While the nutritional, supplemental, and lifestyle suggestions of the “FLO” protocol may seem excessive, they’re meant to be more intuitive than prescriptive; Vitti sees her recommendations as a tool to help women listen to their bodies.
“Women don’t need to ‘hack’ their hormones,” Vitti says. “What they need to do is let go of all the belief systems they’ve been conditioned to think are appropriate for your self-care and instead align with these hormonal patterns and do what they need.”
But Epstein cautions against overstating the power of hormones as the primary drivers of one’s physical or emotional state.
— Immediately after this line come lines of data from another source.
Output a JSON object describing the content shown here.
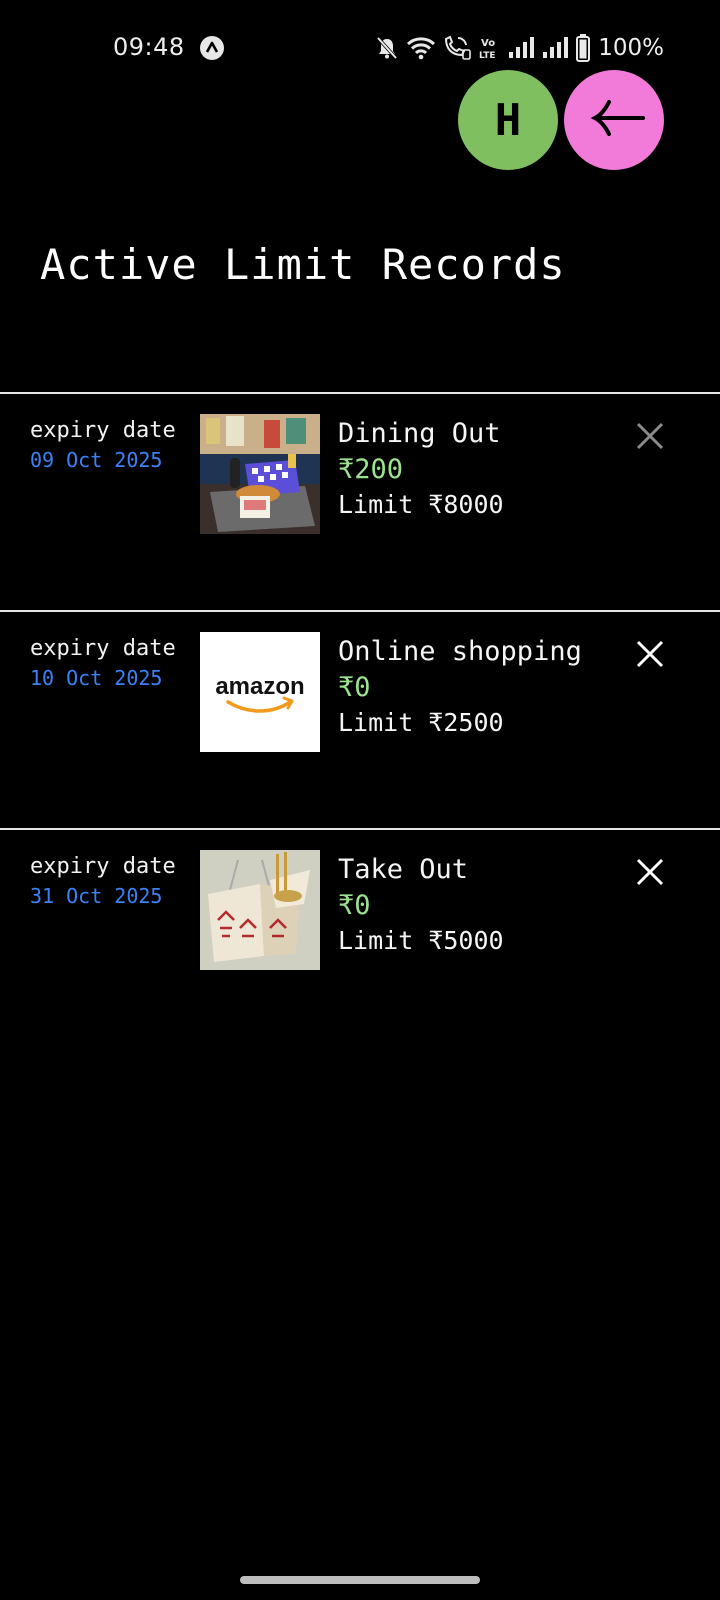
{
  "status_bar": {
    "time": "09:48",
    "battery": "100%",
    "icons": [
      "app-notification-icon",
      "mute-icon",
      "wifi-icon",
      "wifi-calling-icon",
      "volte-icon",
      "signal-icon",
      "signal-icon",
      "battery-icon"
    ]
  },
  "actions": {
    "home_label": "H",
    "home_color": "#7fbf5f",
    "back_color": "#f27ad9",
    "back_icon": "arrow-left-icon"
  },
  "page": {
    "title": "Active Limit Records"
  },
  "records": [
    {
      "expiry_label": "expiry date",
      "expiry_date": "09 Oct 2025",
      "name": "Dining Out",
      "amount": "₹200",
      "limit": "Limit ₹8000",
      "image": "dining-out-photo",
      "close_icon": "close-icon"
    },
    {
      "expiry_label": "expiry date",
      "expiry_date": "10 Oct 2025",
      "name": "Online shopping",
      "amount": "₹0",
      "limit": "Limit ₹2500",
      "image": "amazon-logo",
      "image_text": "amazon",
      "close_icon": "close-icon"
    },
    {
      "expiry_label": "expiry date",
      "expiry_date": "31 Oct 2025",
      "name": "Take Out",
      "amount": "₹0",
      "limit": "Limit ₹5000",
      "image": "takeout-box-photo",
      "close_icon": "close-icon"
    }
  ],
  "colors": {
    "background": "#000000",
    "date": "#3b82f6",
    "amount": "#9be38f",
    "divider": "#e6e6e6"
  }
}
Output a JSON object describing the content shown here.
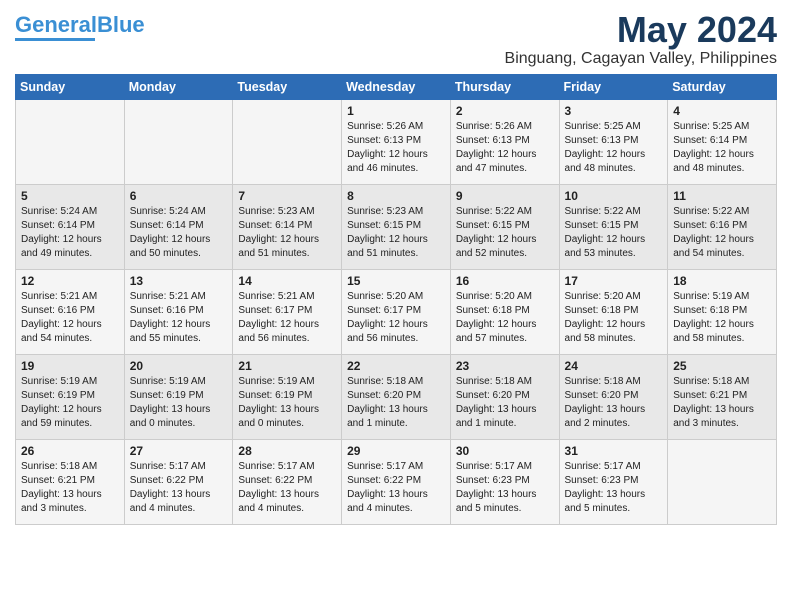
{
  "header": {
    "logo_line1": "General",
    "logo_line2": "Blue",
    "month": "May 2024",
    "location": "Binguang, Cagayan Valley, Philippines"
  },
  "days_of_week": [
    "Sunday",
    "Monday",
    "Tuesday",
    "Wednesday",
    "Thursday",
    "Friday",
    "Saturday"
  ],
  "weeks": [
    [
      {
        "day": "",
        "content": ""
      },
      {
        "day": "",
        "content": ""
      },
      {
        "day": "",
        "content": ""
      },
      {
        "day": "1",
        "content": "Sunrise: 5:26 AM\nSunset: 6:13 PM\nDaylight: 12 hours\nand 46 minutes."
      },
      {
        "day": "2",
        "content": "Sunrise: 5:26 AM\nSunset: 6:13 PM\nDaylight: 12 hours\nand 47 minutes."
      },
      {
        "day": "3",
        "content": "Sunrise: 5:25 AM\nSunset: 6:13 PM\nDaylight: 12 hours\nand 48 minutes."
      },
      {
        "day": "4",
        "content": "Sunrise: 5:25 AM\nSunset: 6:14 PM\nDaylight: 12 hours\nand 48 minutes."
      }
    ],
    [
      {
        "day": "5",
        "content": "Sunrise: 5:24 AM\nSunset: 6:14 PM\nDaylight: 12 hours\nand 49 minutes."
      },
      {
        "day": "6",
        "content": "Sunrise: 5:24 AM\nSunset: 6:14 PM\nDaylight: 12 hours\nand 50 minutes."
      },
      {
        "day": "7",
        "content": "Sunrise: 5:23 AM\nSunset: 6:14 PM\nDaylight: 12 hours\nand 51 minutes."
      },
      {
        "day": "8",
        "content": "Sunrise: 5:23 AM\nSunset: 6:15 PM\nDaylight: 12 hours\nand 51 minutes."
      },
      {
        "day": "9",
        "content": "Sunrise: 5:22 AM\nSunset: 6:15 PM\nDaylight: 12 hours\nand 52 minutes."
      },
      {
        "day": "10",
        "content": "Sunrise: 5:22 AM\nSunset: 6:15 PM\nDaylight: 12 hours\nand 53 minutes."
      },
      {
        "day": "11",
        "content": "Sunrise: 5:22 AM\nSunset: 6:16 PM\nDaylight: 12 hours\nand 54 minutes."
      }
    ],
    [
      {
        "day": "12",
        "content": "Sunrise: 5:21 AM\nSunset: 6:16 PM\nDaylight: 12 hours\nand 54 minutes."
      },
      {
        "day": "13",
        "content": "Sunrise: 5:21 AM\nSunset: 6:16 PM\nDaylight: 12 hours\nand 55 minutes."
      },
      {
        "day": "14",
        "content": "Sunrise: 5:21 AM\nSunset: 6:17 PM\nDaylight: 12 hours\nand 56 minutes."
      },
      {
        "day": "15",
        "content": "Sunrise: 5:20 AM\nSunset: 6:17 PM\nDaylight: 12 hours\nand 56 minutes."
      },
      {
        "day": "16",
        "content": "Sunrise: 5:20 AM\nSunset: 6:18 PM\nDaylight: 12 hours\nand 57 minutes."
      },
      {
        "day": "17",
        "content": "Sunrise: 5:20 AM\nSunset: 6:18 PM\nDaylight: 12 hours\nand 58 minutes."
      },
      {
        "day": "18",
        "content": "Sunrise: 5:19 AM\nSunset: 6:18 PM\nDaylight: 12 hours\nand 58 minutes."
      }
    ],
    [
      {
        "day": "19",
        "content": "Sunrise: 5:19 AM\nSunset: 6:19 PM\nDaylight: 12 hours\nand 59 minutes."
      },
      {
        "day": "20",
        "content": "Sunrise: 5:19 AM\nSunset: 6:19 PM\nDaylight: 13 hours\nand 0 minutes."
      },
      {
        "day": "21",
        "content": "Sunrise: 5:19 AM\nSunset: 6:19 PM\nDaylight: 13 hours\nand 0 minutes."
      },
      {
        "day": "22",
        "content": "Sunrise: 5:18 AM\nSunset: 6:20 PM\nDaylight: 13 hours\nand 1 minute."
      },
      {
        "day": "23",
        "content": "Sunrise: 5:18 AM\nSunset: 6:20 PM\nDaylight: 13 hours\nand 1 minute."
      },
      {
        "day": "24",
        "content": "Sunrise: 5:18 AM\nSunset: 6:20 PM\nDaylight: 13 hours\nand 2 minutes."
      },
      {
        "day": "25",
        "content": "Sunrise: 5:18 AM\nSunset: 6:21 PM\nDaylight: 13 hours\nand 3 minutes."
      }
    ],
    [
      {
        "day": "26",
        "content": "Sunrise: 5:18 AM\nSunset: 6:21 PM\nDaylight: 13 hours\nand 3 minutes."
      },
      {
        "day": "27",
        "content": "Sunrise: 5:17 AM\nSunset: 6:22 PM\nDaylight: 13 hours\nand 4 minutes."
      },
      {
        "day": "28",
        "content": "Sunrise: 5:17 AM\nSunset: 6:22 PM\nDaylight: 13 hours\nand 4 minutes."
      },
      {
        "day": "29",
        "content": "Sunrise: 5:17 AM\nSunset: 6:22 PM\nDaylight: 13 hours\nand 4 minutes."
      },
      {
        "day": "30",
        "content": "Sunrise: 5:17 AM\nSunset: 6:23 PM\nDaylight: 13 hours\nand 5 minutes."
      },
      {
        "day": "31",
        "content": "Sunrise: 5:17 AM\nSunset: 6:23 PM\nDaylight: 13 hours\nand 5 minutes."
      },
      {
        "day": "",
        "content": ""
      }
    ]
  ]
}
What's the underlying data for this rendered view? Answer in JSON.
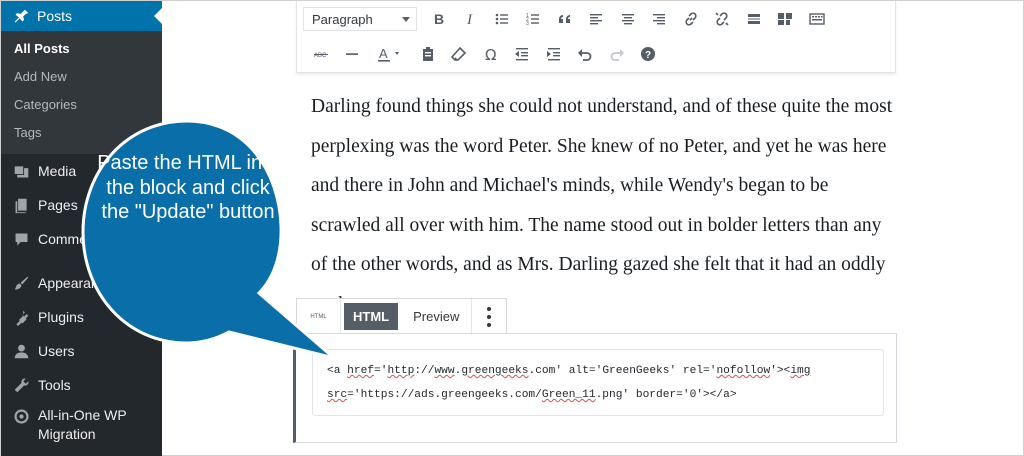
{
  "sidebar": {
    "posts_label": "Posts",
    "sub_items": [
      "All Posts",
      "Add New",
      "Categories",
      "Tags"
    ],
    "items": [
      "Media",
      "Pages",
      "Comments",
      "Appearance",
      "Plugins",
      "Users",
      "Tools"
    ],
    "migration_line1": "All-in-One WP",
    "migration_line2": "Migration"
  },
  "toolbar": {
    "format_value": "Paragraph"
  },
  "paragraph": {
    "text": "Darling found things she could not understand, and of these quite the most perplexing was the word Peter. She knew of no Peter, and yet he was here and there in John and Michael's minds, while Wendy's began to be scrawled all over with him. The name stood out in bolder letters than any of the other words, and as Mrs. Darling gazed she felt that it had an oddly cocky appearance."
  },
  "html_block": {
    "mini_label": "HTML",
    "html_tab": "HTML",
    "preview_tab": "Preview",
    "code_line1_parts": [
      "<a ",
      "href",
      "='",
      "http",
      "://",
      "www",
      ".",
      "greengeeks",
      ".com' alt='GreenGeeks' rel='",
      "nofollow",
      "'><",
      "img"
    ],
    "code_line2_parts": [
      "src",
      "='https://ads.greengeeks.com/",
      "Green_11",
      ".png' border='0'></a>"
    ]
  },
  "callout": {
    "text": "Paste the HTML into the block and click the \"Update\" button",
    "color": "#0a6ea8"
  },
  "colors": {
    "sidebar_bg": "#23282d",
    "active_menu": "#0073aa"
  }
}
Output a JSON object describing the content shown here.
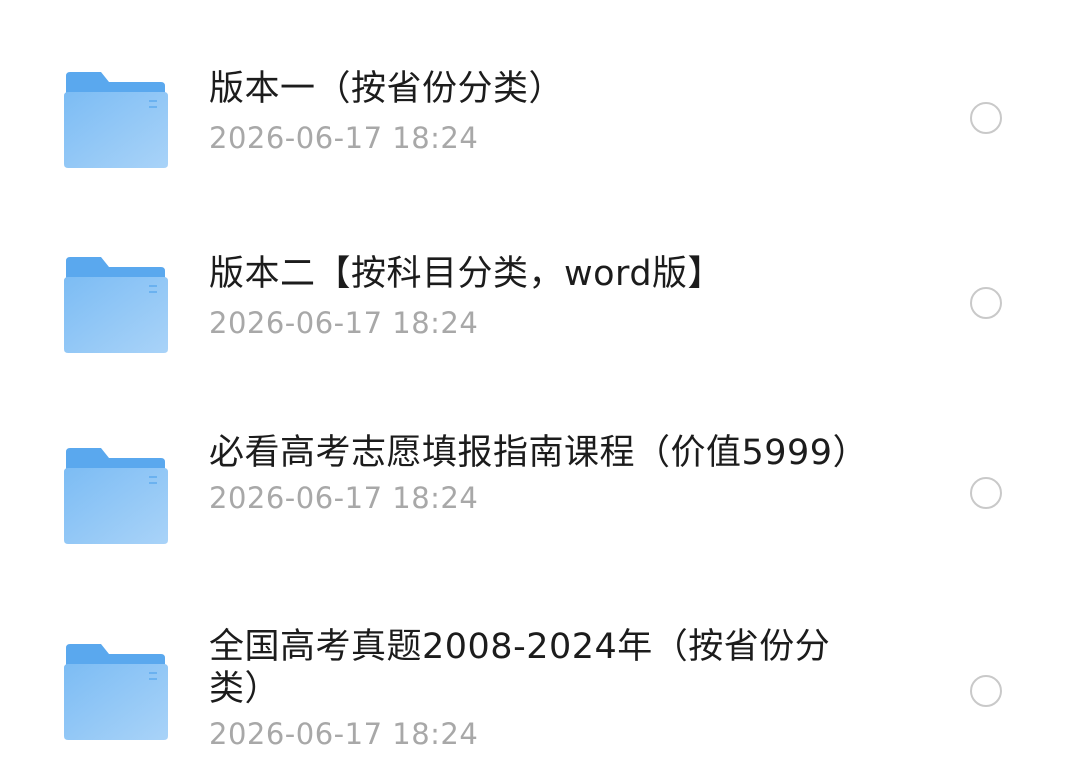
{
  "files": [
    {
      "name": "版本一（按省份分类）",
      "date": "2026-06-17 18:24",
      "icon": "folder-icon",
      "selected": false
    },
    {
      "name": "版本二【按科目分类，word版】",
      "date": "2026-06-17 18:24",
      "icon": "folder-icon",
      "selected": false
    },
    {
      "name": "必看高考志愿填报指南课程（价值5999）",
      "date": "2026-06-17 18:24",
      "icon": "folder-icon",
      "selected": false
    },
    {
      "name": "全国高考真题2008-2024年（按省份分类）",
      "date": "2026-06-17 18:24",
      "icon": "folder-icon",
      "selected": false
    }
  ],
  "colors": {
    "folder_back": "#5aa8ee",
    "folder_front": "#8ec5f6",
    "title_text": "#1c1c1c",
    "date_text": "#a8a8a8",
    "radio_border": "#c9c9c9"
  }
}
There are plenty of other external factors, she notes, that can influence how we feel throughout the month — and even shift our actual hormones. Events like a stressful day at work or a romantic first date can literally affect our neurochemistry, which means planning around one’s cycle could be more of an art than a science.
“It goes both ways: Attention to your cycle might help, but we forget our lives can have potent effects,” she says. “The fourth day of your cycle one month might be very different another month because different things are happening. We can do our best to control how we react to things, but we can’t control our lives.”
Dr. Rosie Worsley, an endocrinologist who specializes in women’s health, agrees that the desire for control can do more harm than good. If a certain approach or protocol feels burdensome, or makes people anxious that they’re not doing enough to feel their best, it may be counterproductive — especially for those with PCOS or PMDD, who may feel guilt for not “fixing” their conditions with diet or lifestyle changes.
“For women who aren’t feeling well, tracking their cycles can be very useful to see if there is a link between their symptoms and their cycles. I’m all for women being knowing their bodies and being in touch with how their cycles do or don’t affect them,” Worsley says. “But suggesting that lifestyle approaches can ‘fix’ women’s cycles downplays how severely affected some women are, can delay women in trying effective treatments, and can add another litany of items to women’s already overloaded to-do lists.”
But Robbert says that for her, at least, the point of cycle syncing is to lessen guilt, not to induce it. “My moods and my body are telling me things, but they don’t have to control my life,” she says. “Cycle syncing is here to serve me, and if it stopped serving me, I’d need to take a step back. Being too rigid defeats the purpose, which is to see a fuller picture of yourself so you can give yourself more grace.”